Japanese Government bonds sagged on Thursday, with the 20- and 30-year bond yields hitting eight-month highs, following a retreat in U.S. Treasuries and on caution ahead of a 40-year JGB auction.
Long-dated JGBs came under pressure as a sell-off in U.S. Treasuries showed no sign of abating, with the 10-year U.S. yield hitting a 16-month high.
U.S. bonds have been sold on the expectation that U.S. President-elect Donald Trump’s policies may boost fiscal spending and lift U.S. growth and inflation.
The 30-year JGB yield rose to 0.650 percent, its highest level since mid-March. The 20-year yield edged up to 0.500 percent, also an eight-month high.
Investors are turning cautious ahead of Friday’s auction of 500 billion yen 40-year JGBs.

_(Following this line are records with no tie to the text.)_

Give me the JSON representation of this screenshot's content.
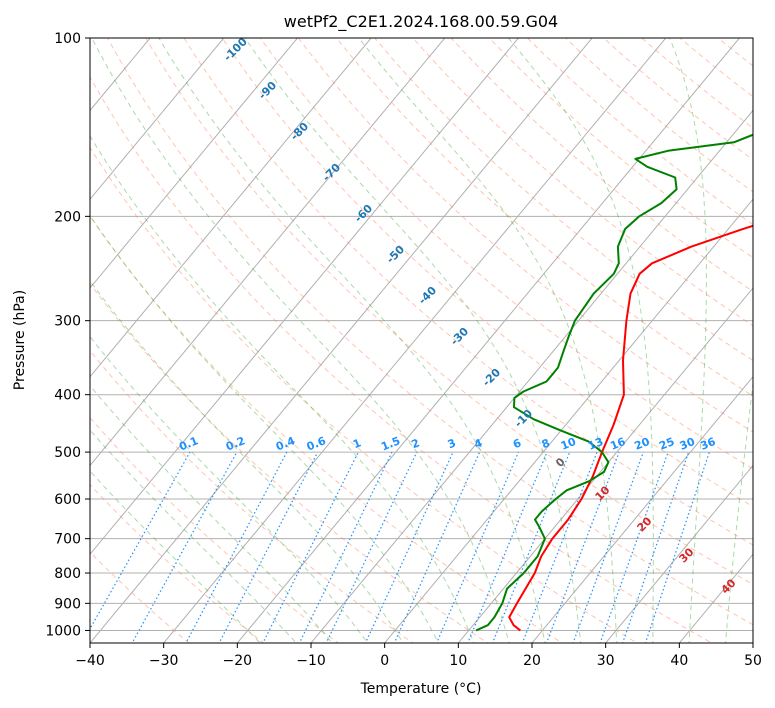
{
  "chart_data": {
    "type": "line",
    "title": "wetPf2_C2E1.2024.168.00.59.G04",
    "xlabel": "Temperature (°C)",
    "ylabel": "Pressure (hPa)",
    "xlim": [
      -40,
      50
    ],
    "ylim": [
      1050,
      100
    ],
    "y_scale": "log",
    "x_ticks": [
      -40,
      -30,
      -20,
      -10,
      0,
      10,
      20,
      30,
      40,
      50
    ],
    "y_ticks": [
      1000,
      900,
      800,
      700,
      600,
      500,
      400,
      300,
      200,
      100
    ],
    "grid": true,
    "series": [
      {
        "color": "#ff0000",
        "points": [
          {
            "p": 1000,
            "t": 17
          },
          {
            "p": 980,
            "t": 15.5
          },
          {
            "p": 950,
            "t": 14
          },
          {
            "p": 900,
            "t": 13.5
          },
          {
            "p": 850,
            "t": 13
          },
          {
            "p": 800,
            "t": 12.5
          },
          {
            "p": 750,
            "t": 11.5
          },
          {
            "p": 700,
            "t": 11
          },
          {
            "p": 650,
            "t": 11
          },
          {
            "p": 600,
            "t": 10.5
          },
          {
            "p": 550,
            "t": 9.5
          },
          {
            "p": 500,
            "t": 8
          },
          {
            "p": 450,
            "t": 6.5
          },
          {
            "p": 400,
            "t": 4.5
          },
          {
            "p": 350,
            "t": 0.5
          },
          {
            "p": 300,
            "t": -3.5
          },
          {
            "p": 270,
            "t": -6
          },
          {
            "p": 250,
            "t": -7
          },
          {
            "p": 240,
            "t": -6.5
          },
          {
            "p": 225,
            "t": -3
          },
          {
            "p": 210,
            "t": 2
          },
          {
            "p": 200,
            "t": 6
          },
          {
            "p": 190,
            "t": 8.5
          },
          {
            "p": 175,
            "t": 11
          },
          {
            "p": 160,
            "t": 13
          },
          {
            "p": 150,
            "t": 13
          },
          {
            "p": 140,
            "t": 13.5
          },
          {
            "p": 130,
            "t": 15.5
          },
          {
            "p": 120,
            "t": 17
          },
          {
            "p": 110,
            "t": 18.5
          },
          {
            "p": 100,
            "t": 20
          }
        ]
      },
      {
        "color": "#008000",
        "points": [
          {
            "p": 1000,
            "t": 11
          },
          {
            "p": 980,
            "t": 12
          },
          {
            "p": 950,
            "t": 12
          },
          {
            "p": 900,
            "t": 11.5
          },
          {
            "p": 850,
            "t": 10.5
          },
          {
            "p": 800,
            "t": 11
          },
          {
            "p": 750,
            "t": 11
          },
          {
            "p": 700,
            "t": 10
          },
          {
            "p": 670,
            "t": 8
          },
          {
            "p": 650,
            "t": 6.5
          },
          {
            "p": 630,
            "t": 6.5
          },
          {
            "p": 600,
            "t": 7
          },
          {
            "p": 580,
            "t": 7.5
          },
          {
            "p": 560,
            "t": 9.5
          },
          {
            "p": 540,
            "t": 10.5
          },
          {
            "p": 520,
            "t": 10
          },
          {
            "p": 500,
            "t": 8
          },
          {
            "p": 480,
            "t": 5
          },
          {
            "p": 460,
            "t": 0
          },
          {
            "p": 440,
            "t": -5
          },
          {
            "p": 420,
            "t": -9
          },
          {
            "p": 405,
            "t": -10
          },
          {
            "p": 395,
            "t": -9.5
          },
          {
            "p": 380,
            "t": -7.5
          },
          {
            "p": 360,
            "t": -7.5
          },
          {
            "p": 340,
            "t": -8.5
          },
          {
            "p": 320,
            "t": -9.5
          },
          {
            "p": 300,
            "t": -10.5
          },
          {
            "p": 270,
            "t": -11
          },
          {
            "p": 250,
            "t": -10.5
          },
          {
            "p": 240,
            "t": -11
          },
          {
            "p": 225,
            "t": -13
          },
          {
            "p": 210,
            "t": -14
          },
          {
            "p": 200,
            "t": -13.5
          },
          {
            "p": 190,
            "t": -12
          },
          {
            "p": 180,
            "t": -11.5
          },
          {
            "p": 172,
            "t": -13
          },
          {
            "p": 165,
            "t": -18
          },
          {
            "p": 160,
            "t": -20.5
          },
          {
            "p": 155,
            "t": -17
          },
          {
            "p": 150,
            "t": -9
          },
          {
            "p": 145,
            "t": -7
          },
          {
            "p": 140,
            "t": -6.5
          },
          {
            "p": 130,
            "t": -7
          },
          {
            "p": 120,
            "t": -7.5
          },
          {
            "p": 110,
            "t": -4.5
          },
          {
            "p": 100,
            "t": -1
          }
        ]
      }
    ],
    "dry_adiabat_labels": [
      "-100",
      "-90",
      "-80",
      "-70",
      "-60",
      "-50",
      "-40",
      "-30",
      "-20",
      "-10"
    ],
    "mixing_ratio_labels": [
      "0.1",
      "0.2",
      "0.4",
      "0.6",
      "1",
      "1.5",
      "2",
      "3",
      "4",
      "6",
      "8",
      "10",
      "13",
      "16",
      "20",
      "25",
      "30",
      "36"
    ],
    "moist_adiabat_labels": [
      "0",
      "10",
      "20",
      "30",
      "40"
    ],
    "colors": {
      "temperature": "#ff0000",
      "dewpoint": "#008000",
      "isotherm": "#808080",
      "dry_adiabat": "#ff7f50",
      "moist_adiabat": "#2ca02c",
      "mixing_ratio": "#1e90ff",
      "dry_label": "#1f77b4",
      "moist_label": "#d62728"
    }
  }
}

The 40-year JGB yield has risen 18 basis points since the BOJ adopted its yield curve control policy in September by switching to targeting interest rates under a revamped monetary policy programme.
But so far the BOJ has not taken any steps to curtail rise in those maturities.
In contrast, the rise in shorter-dated bond yields was limited following the BOJ’s operation last week to keep a tab on them.
The BOJ last Thursday offered to buy an unlimited amount of two-year JGBs at minus 0.09 percent and five-year JGBs at minus 0.04 percent, rolling out the new bond-buying tool it unveiled in September to stem rises in bond yields.
Market players took the levels where the BOJ said it would buy as soft policy targets in addition to its official policy target of -0.10 percent in the short-term interest rates and zero percent in the 10-year yield.
The two-year yield fell 0.5 basis point to minus 0.170 percent while the five-year yield rose 0.5 basis point to minus 0.090 percent.